Perhaps Michelle Alexander, the highly acclaimed civil rights lawyer, author, advocate, and legal scholar knows the feeling expressed by Obi-Wan Kenobi in Star Wars: A New Hope. Despite her groundbreaking work, and bipartisan so-called support for criminal justice reform, the author of The New Jim Crow: Mass Incarceration in the Age of Colorblindness may justifiably feel like she’s spinning her wheels.
“As a lawyer, it comes naturally for me to speak only when I’ve done all my research, know all the facts, and can make my case,” Alexander revealed in a post on Facebook. “Law, policy and advocacy have been my world for more than 20 years, and my singular passion for 10 of those years has been finding ways to awaken people to the racial dimensions of mass incarceration and help them see it for the human rights nightmare that it is.”
The disturbance in the force may be the apparent lack of action by elected officials to address the system that continues to produce a police force so simultaneously emboldened and spooked by the War on Drugs that it can’t stop killing unarmed civilians.
“I now feel compelled to change course,” Alexander conceded. “I am walking away from the law.

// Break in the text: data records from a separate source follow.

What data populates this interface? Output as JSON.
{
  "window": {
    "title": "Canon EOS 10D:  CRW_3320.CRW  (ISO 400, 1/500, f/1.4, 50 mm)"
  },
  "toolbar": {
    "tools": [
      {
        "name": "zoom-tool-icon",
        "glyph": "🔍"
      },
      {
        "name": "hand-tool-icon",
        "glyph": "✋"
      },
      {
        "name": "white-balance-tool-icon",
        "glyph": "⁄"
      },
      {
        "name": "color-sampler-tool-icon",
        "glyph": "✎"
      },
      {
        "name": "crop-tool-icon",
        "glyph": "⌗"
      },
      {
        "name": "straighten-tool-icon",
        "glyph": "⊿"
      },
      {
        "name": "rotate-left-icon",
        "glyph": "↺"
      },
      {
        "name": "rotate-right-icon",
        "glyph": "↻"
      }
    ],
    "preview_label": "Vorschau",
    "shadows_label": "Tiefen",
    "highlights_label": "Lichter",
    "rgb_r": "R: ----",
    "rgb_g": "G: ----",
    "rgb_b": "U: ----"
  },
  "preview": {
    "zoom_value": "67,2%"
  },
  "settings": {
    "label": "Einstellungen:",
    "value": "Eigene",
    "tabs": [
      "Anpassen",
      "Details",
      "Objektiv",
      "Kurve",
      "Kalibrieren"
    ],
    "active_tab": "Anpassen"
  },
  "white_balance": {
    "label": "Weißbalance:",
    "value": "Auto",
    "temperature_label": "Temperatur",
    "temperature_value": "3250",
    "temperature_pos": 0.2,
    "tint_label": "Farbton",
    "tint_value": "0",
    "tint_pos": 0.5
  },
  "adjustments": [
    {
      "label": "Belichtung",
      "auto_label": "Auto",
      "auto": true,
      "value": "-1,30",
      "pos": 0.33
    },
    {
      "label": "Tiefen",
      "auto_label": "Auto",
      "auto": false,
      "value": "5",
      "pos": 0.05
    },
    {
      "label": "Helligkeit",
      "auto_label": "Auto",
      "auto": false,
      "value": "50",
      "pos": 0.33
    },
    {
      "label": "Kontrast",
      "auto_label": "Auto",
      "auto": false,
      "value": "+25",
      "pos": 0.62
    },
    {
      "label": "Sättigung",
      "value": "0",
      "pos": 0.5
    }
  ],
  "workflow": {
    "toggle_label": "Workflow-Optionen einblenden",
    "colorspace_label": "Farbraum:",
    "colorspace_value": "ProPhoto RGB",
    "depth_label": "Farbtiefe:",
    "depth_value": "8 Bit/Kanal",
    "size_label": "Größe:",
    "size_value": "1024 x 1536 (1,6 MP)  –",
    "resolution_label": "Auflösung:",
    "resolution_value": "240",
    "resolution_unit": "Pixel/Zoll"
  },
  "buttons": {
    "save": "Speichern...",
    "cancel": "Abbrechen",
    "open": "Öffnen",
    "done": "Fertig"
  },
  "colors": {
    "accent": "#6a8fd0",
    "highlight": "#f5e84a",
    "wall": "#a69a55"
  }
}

I’ve resigned my position as a law professor at Ohio State University, and I’ve decided to teach and study at a seminary.”
This decision is not to be taken lightly, given the history of groups like the NAACP successfully fighting for civil and human rights on the judicial front, and given the current and immediate past heads of the federal justice department being Black.
“I was not raised in a church. And I have generally found more questions than answers in my own religious or spiritual pursuits,” Alexander professed. “But I also know there is something much greater at stake in justice work than we often acknowledge.”
The prolific attorney is apparently hoping a deeper awareness of universal law will be a major key in the push for criminal justice reform.
“I no longer believe we can ‘win’ justice simply by filing lawsuits, flexing our political muscles or boosting voter turnout,” wrote Alexander. “Without a moral or spiritual awakening, we will remain forever trapped in political games fueled by fear, greed and the hunger for power…This is not simply a legal problem, or a political problem, or a policy problem. At its core, America’s journey from slavery to Jim Crow to mass incarceration raises profound moral and spiritual questions about who we are, individually and collectively, who we aim to become, and what we are willing to do now.”
Alexander, a Vanderbilt University and Stanford Law School alum, has chosen to redirect her journey to an institution that boldly purports to be the place where faith and scholarship meet to re-imagine the work of justice, and to be where students come to change the world.
“I am going to a place that takes very seriously the moral, ethical and spiritual dimensions of justice work: Union Theological Seminary,” concluded Alexander. “Union has a proud history of deep commitment to social justice, and I am happy to call it home for a while.”
Serene Jones, president of Union Theological Seminary, announced Alexander will engage in directed study in consultation with Union faculty.
“I am enormously excited and proud that Michelle Alexander is coming to Union,” said Jones. “I look forward to Michelle having the opportunity to further study faith traditions and their relationship to social justice. The entire Union community will benefit from her eloquent and steadfast commitment to stimulating profound national moral and social change grounded in diverse faith and religious traditions.”
If the figurative death of the Black church was so pronounced that it caused a disturbance in the force of justice, hopefully, Michelle Alexander is the “Jedi” capable of awakening a new hope.